1. Kapoor A, Morris T, Rebello R. Guidelines for the management of the incidentally discovered adrenal mass. Can Urol Assoc J. 2011;5(4):241–247.

2. Gill IS. The case for laparoscopic adrenalectomy. J Urol. 2001;166:429–436.

3. Bittner JG, Brunt LM. Evaluation and management of adrenal incidentaloma.
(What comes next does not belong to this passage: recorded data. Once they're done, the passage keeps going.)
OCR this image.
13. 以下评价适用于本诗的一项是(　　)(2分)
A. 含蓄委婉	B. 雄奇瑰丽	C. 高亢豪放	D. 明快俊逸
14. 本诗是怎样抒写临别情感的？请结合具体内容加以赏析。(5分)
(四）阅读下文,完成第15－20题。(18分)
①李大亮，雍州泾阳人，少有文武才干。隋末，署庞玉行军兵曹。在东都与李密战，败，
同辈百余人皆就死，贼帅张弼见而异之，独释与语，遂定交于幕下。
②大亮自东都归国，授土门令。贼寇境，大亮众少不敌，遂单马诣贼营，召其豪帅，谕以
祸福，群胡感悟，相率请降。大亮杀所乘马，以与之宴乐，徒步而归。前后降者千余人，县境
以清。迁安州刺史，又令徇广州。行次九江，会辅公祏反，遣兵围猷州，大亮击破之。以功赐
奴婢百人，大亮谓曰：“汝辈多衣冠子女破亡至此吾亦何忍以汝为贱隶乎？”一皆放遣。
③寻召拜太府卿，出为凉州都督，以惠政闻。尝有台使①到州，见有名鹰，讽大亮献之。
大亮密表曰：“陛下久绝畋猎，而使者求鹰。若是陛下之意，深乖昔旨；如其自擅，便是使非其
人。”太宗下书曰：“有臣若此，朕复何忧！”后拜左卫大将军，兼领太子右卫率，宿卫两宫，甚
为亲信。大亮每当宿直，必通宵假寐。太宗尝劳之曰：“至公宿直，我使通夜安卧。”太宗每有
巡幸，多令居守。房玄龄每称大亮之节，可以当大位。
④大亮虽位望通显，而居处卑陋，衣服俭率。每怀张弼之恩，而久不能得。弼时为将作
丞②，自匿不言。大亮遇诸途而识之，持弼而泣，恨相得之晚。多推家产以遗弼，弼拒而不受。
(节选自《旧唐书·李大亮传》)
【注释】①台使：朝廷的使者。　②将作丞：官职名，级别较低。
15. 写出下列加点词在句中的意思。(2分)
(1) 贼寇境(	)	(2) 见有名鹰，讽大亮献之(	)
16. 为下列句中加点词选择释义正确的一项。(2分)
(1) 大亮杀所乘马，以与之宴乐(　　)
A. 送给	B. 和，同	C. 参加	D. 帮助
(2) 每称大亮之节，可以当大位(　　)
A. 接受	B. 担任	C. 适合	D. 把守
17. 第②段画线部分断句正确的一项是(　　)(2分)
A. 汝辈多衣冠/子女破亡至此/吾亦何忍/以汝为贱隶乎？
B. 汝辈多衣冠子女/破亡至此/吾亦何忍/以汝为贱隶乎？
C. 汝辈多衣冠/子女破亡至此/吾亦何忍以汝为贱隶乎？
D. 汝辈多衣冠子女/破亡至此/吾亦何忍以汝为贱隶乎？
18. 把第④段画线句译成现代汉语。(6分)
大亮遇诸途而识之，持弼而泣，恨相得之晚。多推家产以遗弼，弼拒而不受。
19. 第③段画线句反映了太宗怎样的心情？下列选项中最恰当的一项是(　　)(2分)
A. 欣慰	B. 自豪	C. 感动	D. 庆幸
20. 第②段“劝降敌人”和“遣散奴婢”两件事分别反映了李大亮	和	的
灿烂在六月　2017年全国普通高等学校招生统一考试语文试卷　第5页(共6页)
J Surg Onc. 2012;106:557–564.

4. Mandevillle J, Moinzadeh A. Adrenal incidentalomas: AUA Update Series. 2010;29:33–39.

See Also (Topic, Algorithm, Media)

• Adrenal Adenoma Image

• Adrenal Cortical Carcinoma

• Adrenal Cysts and Pseudocysts

• Adrenal Hemorrhage

• Adrenal Incidentaloma

• Adrenal Mass

• Adrenal Mass, Algorithm

• Adrenal Mass Image

• Adrenal Metastasis

• Adrenal Myelolipoma

• Adrenal Myelolipoma (Adrenal Myolipoma)

CODES

ICD9

• 227.0 Benign neoplasm of adrenal gland

• 255.0 Cushing’s syndrome

• 255.12 Conn’s syndrome

ICD10

• D35.00 Benign neoplasm of unspecified adrenal gland

• E24.0 Pituitary-dependent Cushing’s disease

• E26.01 Conn’s syndrome

CLINICAL/SURGICAL PEARLS

• Adrenal lesions should be surgically treated if ≥5 cm or if functional/active.

• No guideline on normal growth velocity for adrenal lesions.

• Melanoma, lung, breast, colon, and renal cell cancers have metastatic predilection to adrenal gland.